Head underground, however, to the palace’s cellars and the crowds recede. The quiet gives you the headspace to contemplate what life was like, not just at the turn of the 4th century but after the fall of the Roman Empire, when Roman cities were under siege and locals sought refuge behind the walls of the palace. Our guide, Dino Ivančić, a former history teacher who specializes in tours of the palace, pointed toward the arched ceiling and took delight in explaining how these new residents, who couldn’t leave for fear of getting killed, bored holes in the floor for toilets and garbage chutes. 

Interestingly, it was the trash and the feces—Ivančić used a more colorful word— that preserved these subterranean rooms until, he explained, a team led by the Town Planning Institute of Dalmatia and the University of Minnesota excavated them between 1968 and 1975.

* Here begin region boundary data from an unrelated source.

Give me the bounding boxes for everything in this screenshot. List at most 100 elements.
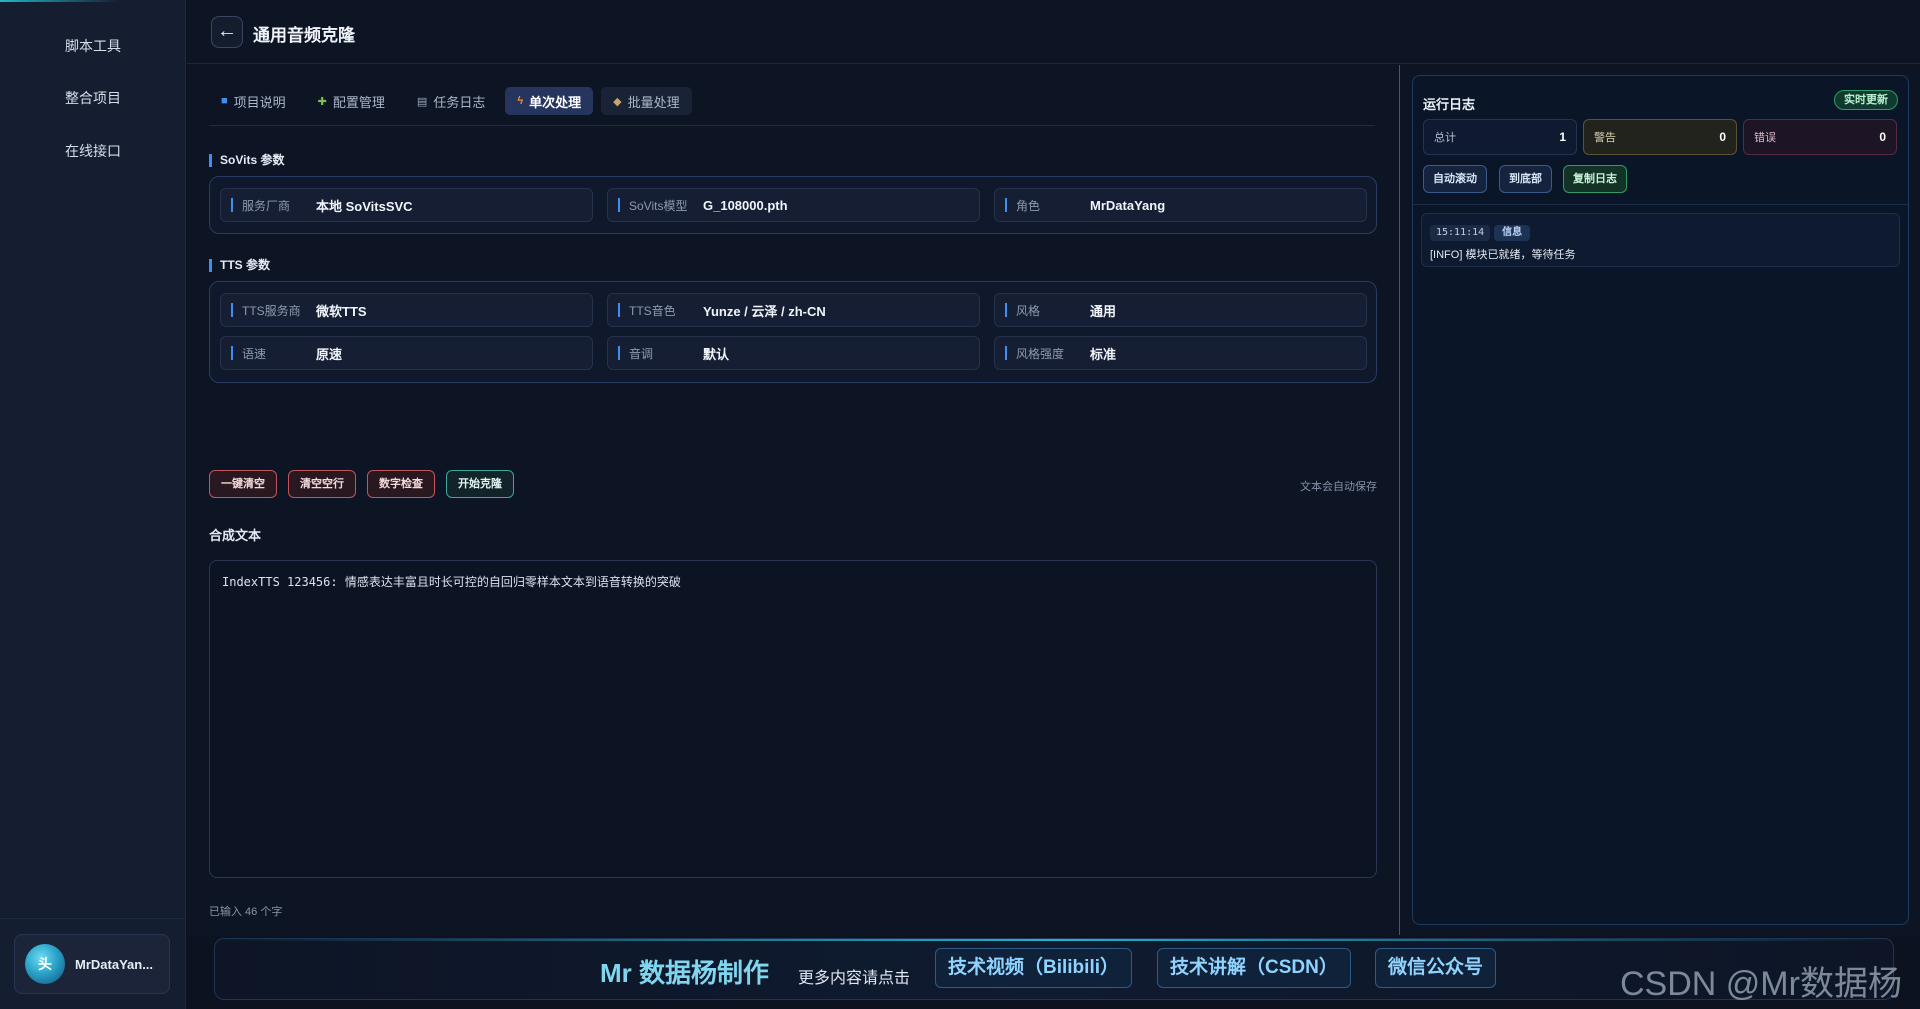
field-marker [1005, 346, 1007, 360]
log-divider [1413, 204, 1908, 205]
log-level-badge: 信息 [1494, 225, 1531, 241]
main-panel: ■ 项目说明 ✚ 配置管理 ▤ 任务日志 ϟ 单次处理 ◆ 批量处理 SoVit… [187, 65, 1399, 935]
field-marker [231, 303, 233, 317]
brand-title: Mr 数据杨制作 [600, 958, 770, 988]
tts-panel: TTS服务商 微软TTS TTS音色 Yunze / 云泽 / zh-CN 风格… [209, 281, 1377, 383]
sidebar-item-integrated-projects[interactable]: 整合项目 [0, 78, 186, 118]
synthesis-text-title: 合成文本 [209, 528, 262, 543]
stat-value: 1 [1559, 130, 1566, 144]
log-time: 15:11:14 [1430, 225, 1491, 241]
speed-field[interactable]: 语速 原速 [220, 336, 593, 370]
stat-label: 警告 [1594, 132, 1616, 144]
arrow-left-icon: ← [217, 20, 237, 42]
start-clone-button[interactable]: 开始克隆 [446, 470, 514, 498]
page-title: 通用音频克隆 [253, 26, 355, 45]
log-title: 运行日志 [1423, 97, 1476, 112]
user-name: MrDataYan... [75, 956, 154, 972]
tab-label: 任务日志 [433, 94, 486, 110]
clear-all-button[interactable]: 一键清空 [209, 470, 277, 498]
sidebar: 脚本工具 整合项目 在线接口 头 MrDataYan... [0, 0, 186, 1009]
field-marker [618, 346, 620, 360]
field-marker [231, 346, 233, 360]
book-icon: ■ [221, 95, 228, 107]
field-label: 角色 [1016, 198, 1041, 213]
log-message: [INFO] 模块已就绪，等待任务 [1430, 249, 1576, 261]
field-value: 标准 [1090, 346, 1117, 362]
tab-label: 单次处理 [529, 94, 582, 110]
stat-value: 0 [1719, 130, 1726, 144]
tab-bar: ■ 项目说明 ✚ 配置管理 ▤ 任务日志 ϟ 单次处理 ◆ 批量处理 [209, 87, 692, 115]
synthesis-textarea[interactable]: IndexTTS 123456: 情感表达丰富且时长可控的自回归零样本文本到语音… [209, 560, 1377, 878]
char-count: 已输入 46 个字 [209, 906, 283, 918]
stat-value: 0 [1879, 130, 1886, 144]
field-label: 语速 [242, 346, 267, 361]
sovits-panel: 服务厂商 本地 SoVitsSVC SoVits模型 G_108000.pth … [209, 176, 1377, 234]
back-button[interactable]: ← [211, 16, 243, 48]
stat-error: 错误 0 [1743, 119, 1897, 155]
copy-log-button[interactable]: 复制日志 [1563, 165, 1627, 193]
field-label: TTS服务商 [242, 303, 301, 318]
avatar: 头 [25, 944, 65, 984]
tts-voice-field[interactable]: TTS音色 Yunze / 云泽 / zh-CN [607, 293, 980, 327]
stat-warning: 警告 0 [1583, 119, 1737, 155]
stat-total: 总计 1 [1423, 119, 1577, 155]
tab-project-description[interactable]: ■ 项目说明 [209, 87, 298, 115]
field-value: G_108000.pth [703, 197, 788, 213]
log-entry: 15:11:14 信息 [INFO] 模块已就绪，等待任务 [1421, 213, 1900, 267]
tab-batch-process[interactable]: ◆ 批量处理 [601, 87, 692, 115]
header: ← 通用音频克隆 [187, 0, 1920, 64]
check-numbers-button[interactable]: 数字检查 [367, 470, 435, 498]
package-icon: ◆ [613, 95, 622, 108]
log-sidebar: 运行日志 实时更新 总计 1 警告 0 错误 0 自动滚动 到底部 复制日志 1… [1399, 65, 1920, 935]
sidebar-item-online-api[interactable]: 在线接口 [0, 131, 186, 171]
tts-vendor-field[interactable]: TTS服务商 微软TTS [220, 293, 593, 327]
puzzle-icon: ✚ [317, 95, 327, 108]
document-icon: ▤ [416, 95, 428, 108]
field-value: MrDataYang [1090, 197, 1166, 213]
clear-empty-lines-button[interactable]: 清空空行 [288, 470, 356, 498]
sovits-section-title: SoVits 参数 [209, 154, 284, 167]
field-marker [1005, 303, 1007, 317]
user-card[interactable]: 头 MrDataYan... [14, 934, 170, 994]
stat-label: 错误 [1754, 132, 1776, 144]
field-label: TTS音色 [629, 303, 676, 318]
tab-single-process[interactable]: ϟ 单次处理 [505, 87, 594, 115]
tab-label: 批量处理 [627, 94, 680, 110]
tab-config-management[interactable]: ✚ 配置管理 [306, 87, 397, 115]
wechat-link-button[interactable]: 微信公众号 [1375, 948, 1497, 988]
style-field[interactable]: 风格 通用 [994, 293, 1367, 327]
csdn-link-button[interactable]: 技术讲解（CSDN） [1157, 948, 1351, 988]
watermark: CSDN @Mr数据杨 [1620, 965, 1902, 1003]
field-marker [1005, 198, 1007, 212]
field-value: 默认 [703, 346, 730, 362]
field-value: 通用 [1090, 303, 1117, 319]
live-update-badge: 实时更新 [1834, 90, 1898, 110]
role-field[interactable]: 角色 MrDataYang [994, 188, 1367, 222]
field-label: 服务厂商 [242, 198, 291, 213]
pitch-field[interactable]: 音调 默认 [607, 336, 980, 370]
field-marker [618, 198, 620, 212]
bilibili-link-button[interactable]: 技术视频（Bilibili） [935, 948, 1133, 988]
log-panel: 运行日志 实时更新 总计 1 警告 0 错误 0 自动滚动 到底部 复制日志 1… [1412, 75, 1909, 925]
footer-accent-line [215, 939, 1895, 941]
field-label: SoVits模型 [629, 198, 688, 213]
field-marker [231, 198, 233, 212]
vendor-field[interactable]: 服务厂商 本地 SoVitsSVC [220, 188, 593, 222]
tab-task-log[interactable]: ▤ 任务日志 [405, 87, 497, 115]
field-value: 原速 [316, 346, 343, 362]
field-label: 风格强度 [1016, 346, 1065, 361]
sidebar-divider [0, 918, 186, 919]
brand-subtitle: 更多内容请点击 [798, 970, 911, 987]
sidebar-item-script-tools[interactable]: 脚本工具 [0, 26, 186, 66]
sovits-model-field[interactable]: SoVits模型 G_108000.pth [607, 188, 980, 222]
tts-section-title: TTS 参数 [209, 259, 270, 272]
tab-label: 配置管理 [332, 94, 385, 110]
scroll-to-bottom-button[interactable]: 到底部 [1499, 165, 1552, 193]
field-value: 本地 SoVitsSVC [316, 198, 413, 214]
style-intensity-field[interactable]: 风格强度 标准 [994, 336, 1367, 370]
auto-scroll-button[interactable]: 自动滚动 [1423, 165, 1487, 193]
autosave-note: 文本会自动保存 [1300, 481, 1377, 493]
tabs-divider [209, 125, 1375, 126]
sidebar-accent-line [0, 0, 120, 2]
lightning-icon: ϟ [517, 95, 524, 107]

“I work for the University of Minnesota!” I almost shouted, interrupting him mid-sentence. “I went to the U for grad school!” That my slice of Minnesota had a hand in unearthing this archeological treasure, even if it involved shoveling petrified poop, was thrilling.

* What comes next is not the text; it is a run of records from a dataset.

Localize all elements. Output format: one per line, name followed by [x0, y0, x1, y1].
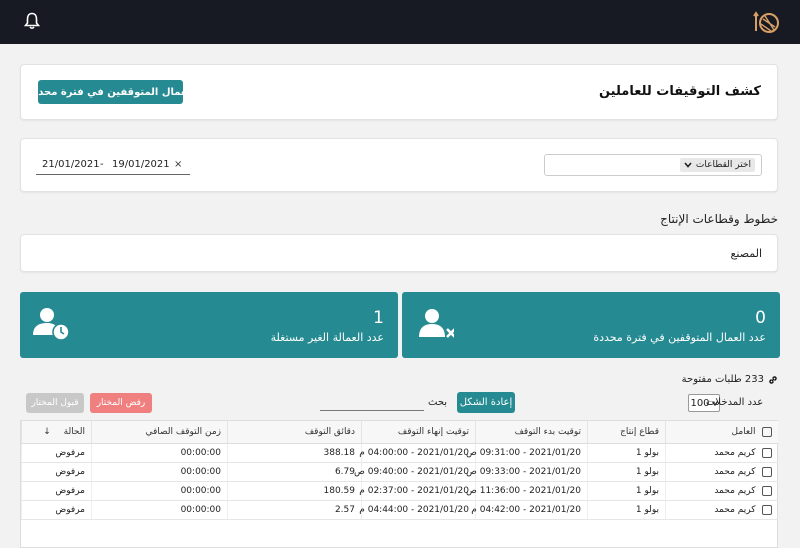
bell-icon[interactable]	[24, 12, 40, 30]
lines-card: المصنع	[20, 234, 778, 272]
net-time-cell: 00:00:00	[91, 500, 228, 520]
start-cell: 2021/01/20 - 04:42:00 م	[471, 500, 588, 520]
stat-card-unused: 1 عدد العمالة الغير مستغلة	[20, 292, 398, 358]
end-cell: 2021/01/20 - 02:37:00 م	[359, 481, 476, 501]
sector-select-inner[interactable]: اختر القطاعات	[679, 158, 755, 172]
minutes-cell: 2.57	[227, 500, 362, 520]
date-from: 19/01/2021	[112, 159, 170, 170]
stops-table: العامل قطاع إنتاج توقيت بدء التوقف توقيت…	[20, 420, 778, 548]
start-cell: 2021/01/20 - 11:36:00 ص	[466, 481, 588, 501]
sector-cell: بولو 1	[587, 443, 666, 463]
net-time-cell: 00:00:00	[91, 462, 228, 482]
status-cell: مرفوض	[21, 500, 92, 520]
status-cell: مرفوض	[21, 462, 92, 482]
accept-selected-button[interactable]: قبول المختار	[26, 393, 84, 413]
reset-layout-button[interactable]: إعادة الشكل	[457, 392, 515, 413]
table-row[interactable]: كريم محمد بولو 1 2021/01/20 - 09:33:00 ص…	[21, 462, 778, 482]
row-checkbox[interactable]	[761, 447, 772, 458]
page-title: كشف التوقيفات للعاملين	[598, 84, 761, 99]
top-navbar	[0, 0, 800, 44]
link-icon	[769, 375, 777, 384]
table-row[interactable]: كريم محمد بولو 1 2021/01/20 - 11:36:00 ص…	[21, 481, 778, 501]
net-time-cell: 00:00:00	[91, 443, 228, 463]
chevron-down-icon	[684, 162, 692, 168]
sector-select-label: اختر القطاعات	[695, 160, 751, 170]
start-cell: 2021/01/20 - 09:31:00 ص	[466, 443, 588, 463]
sector-cell: بولو 1	[587, 481, 666, 501]
entries-label: عدد المدخلات	[706, 397, 764, 408]
end-cell: 2021/01/20 - 09:40:00 ص	[354, 462, 476, 482]
col-worker[interactable]: العامل	[665, 421, 778, 444]
table-row[interactable]: كريم محمد بولو 1 2021/01/20 - 04:42:00 م…	[21, 500, 778, 520]
user-remove-icon	[419, 309, 454, 338]
table-row[interactable]: كريم محمد بولو 1 2021/01/20 - 09:31:00 ص…	[21, 443, 778, 463]
search-input[interactable]	[320, 397, 424, 411]
col-status[interactable]: الحالة ↓	[21, 421, 92, 444]
user-clock-icon	[33, 308, 70, 341]
date-range-picker[interactable]: 21/01/2021 - 19/01/2021 ×	[36, 157, 190, 175]
stat-value: 1	[373, 308, 384, 328]
worker-cell: كريم محمد	[665, 462, 778, 482]
select-all-checkbox[interactable]	[761, 426, 772, 437]
row-checkbox[interactable]	[761, 466, 772, 477]
col-stop-minutes[interactable]: دقائق التوقف	[227, 421, 362, 444]
reject-selected-button[interactable]: رفض المختار	[90, 393, 152, 413]
start-cell: 2021/01/20 - 09:33:00 ص	[466, 462, 588, 482]
sort-desc-icon: ↓	[43, 426, 51, 437]
minutes-cell: 6.79	[227, 462, 362, 482]
status-cell: مرفوض	[21, 443, 92, 463]
factory-item[interactable]: المصنع	[731, 247, 762, 260]
col-end-time[interactable]: توقيت إنهاء التوقف	[361, 421, 476, 444]
row-checkbox[interactable]	[761, 485, 772, 496]
col-start-time[interactable]: توقيت بدء التوقف	[475, 421, 588, 444]
date-separator: -	[100, 159, 104, 170]
table-header-row: العامل قطاع إنتاج توقيت بدء التوقف توقيت…	[21, 421, 778, 444]
worker-cell: كريم محمد	[665, 500, 778, 520]
end-cell: 2021/01/20 - 04:44:00 م	[359, 500, 476, 520]
sector-select[interactable]: اختر القطاعات	[544, 154, 762, 176]
status-cell: مرفوض	[21, 481, 92, 501]
search-label: بحث	[428, 397, 448, 408]
date-to: 21/01/2021	[42, 159, 100, 170]
stat-label: عدد العمالة الغير مستغلة	[270, 331, 384, 344]
row-checkbox[interactable]	[761, 504, 772, 515]
stat-value: 0	[755, 308, 766, 328]
minutes-cell: 388.18	[227, 443, 362, 463]
col-sector[interactable]: قطاع إنتاج	[587, 421, 666, 444]
minutes-cell: 180.59	[227, 481, 362, 501]
stat-label: عدد العمال المتوقفين في فترة محددة	[593, 331, 766, 344]
sector-cell: بولو 1	[587, 500, 666, 520]
title-card: كشف التوقيفات للعاملين العمال المتوقفين …	[20, 64, 778, 120]
lines-heading: خطوط وقطاعات الإنتاج	[660, 212, 778, 226]
sector-cell: بولو 1	[587, 462, 666, 482]
stat-card-stopped: 0 عدد العمال المتوقفين في فترة محددة	[402, 292, 780, 358]
brand-logo-icon[interactable]	[752, 9, 780, 35]
net-time-cell: 00:00:00	[91, 481, 228, 501]
col-net-stop-time[interactable]: زمن التوقف الصافي	[91, 421, 228, 444]
open-requests[interactable]: 233 طلبات مفتوحة	[682, 374, 778, 385]
worker-cell: كريم محمد	[665, 443, 778, 463]
period-stopped-button[interactable]: العمال المتوقفين في فترة محددة	[27, 80, 194, 104]
clear-date-icon[interactable]: ×	[174, 159, 182, 170]
open-requests-label: 233 طلبات مفتوحة	[681, 374, 764, 385]
end-cell: 2021/01/20 - 04:00:00 م	[359, 443, 476, 463]
worker-cell: كريم محمد	[665, 481, 778, 501]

The Vestibule once led to the residential part of the palace.
Photo by Elizabeth Foy Larsen

Ivančić, however, didn’t seem impressed by my tenuous connection to the excavation. Instead, he moved on to discuss how wealthy Romans spent their days eating so much they had special vomitoriums where they purged their meals. Unearthed toothless skulls showed that all the vomiting decayed the rich people’s teeth.

When we emerged into the bright Split afternoon—Croatian summers are known for their cloudless skies—my phone lit up with messages from my daughter. In the intensity of the crowds, she’d gotten separated from her older brothers, who I assumed had been distracted by their search for jerseys to wear that evening, when we planned to watch Croatia play in the quarterfinal match of the World Cup.

In that panicky moment, I insisted that I needed to leave the tour, a display of American-style helicopter parenting that seemed to flummox Ivančić. 

“Tell her to take a photo of where she is and we’ll find her after I talk about Daenerys and the dragon scene,” he said, referring to Game of Thrones. Before I could tell him no, Luisa had texted me back. Not only had her brothers found her, but the ice cream shop she’d ducked into had given her a free cone. Ivančić would get to finish his talk after all.

If you go, alumus Goran Majlat (B.S. ’11), owner of Perfect Croatia, a tourism company located in Split, recommends combining Dalmatia’s natural and cultural attractions.

•Raft or zipline down the Cetina River in Omiš, a town 15 miles south of Split, where the river meets the Adriatic.

•Split’s booming tourism industry has spawned scores of new restaurants, many of them very pricey. Majlat prefers the konobas, which are cozy taverns serving homemade dishes, some of which take so much time to prepare you order by calling ahead. Try the pasticada s njokima, a stewed beef dish, and hobotnica ispod peke, which is slow-cooked octopus.

•If you like nightlife, head over to the island of Hvar, which combines stunning beaches with a club scene worthy of Ibiza.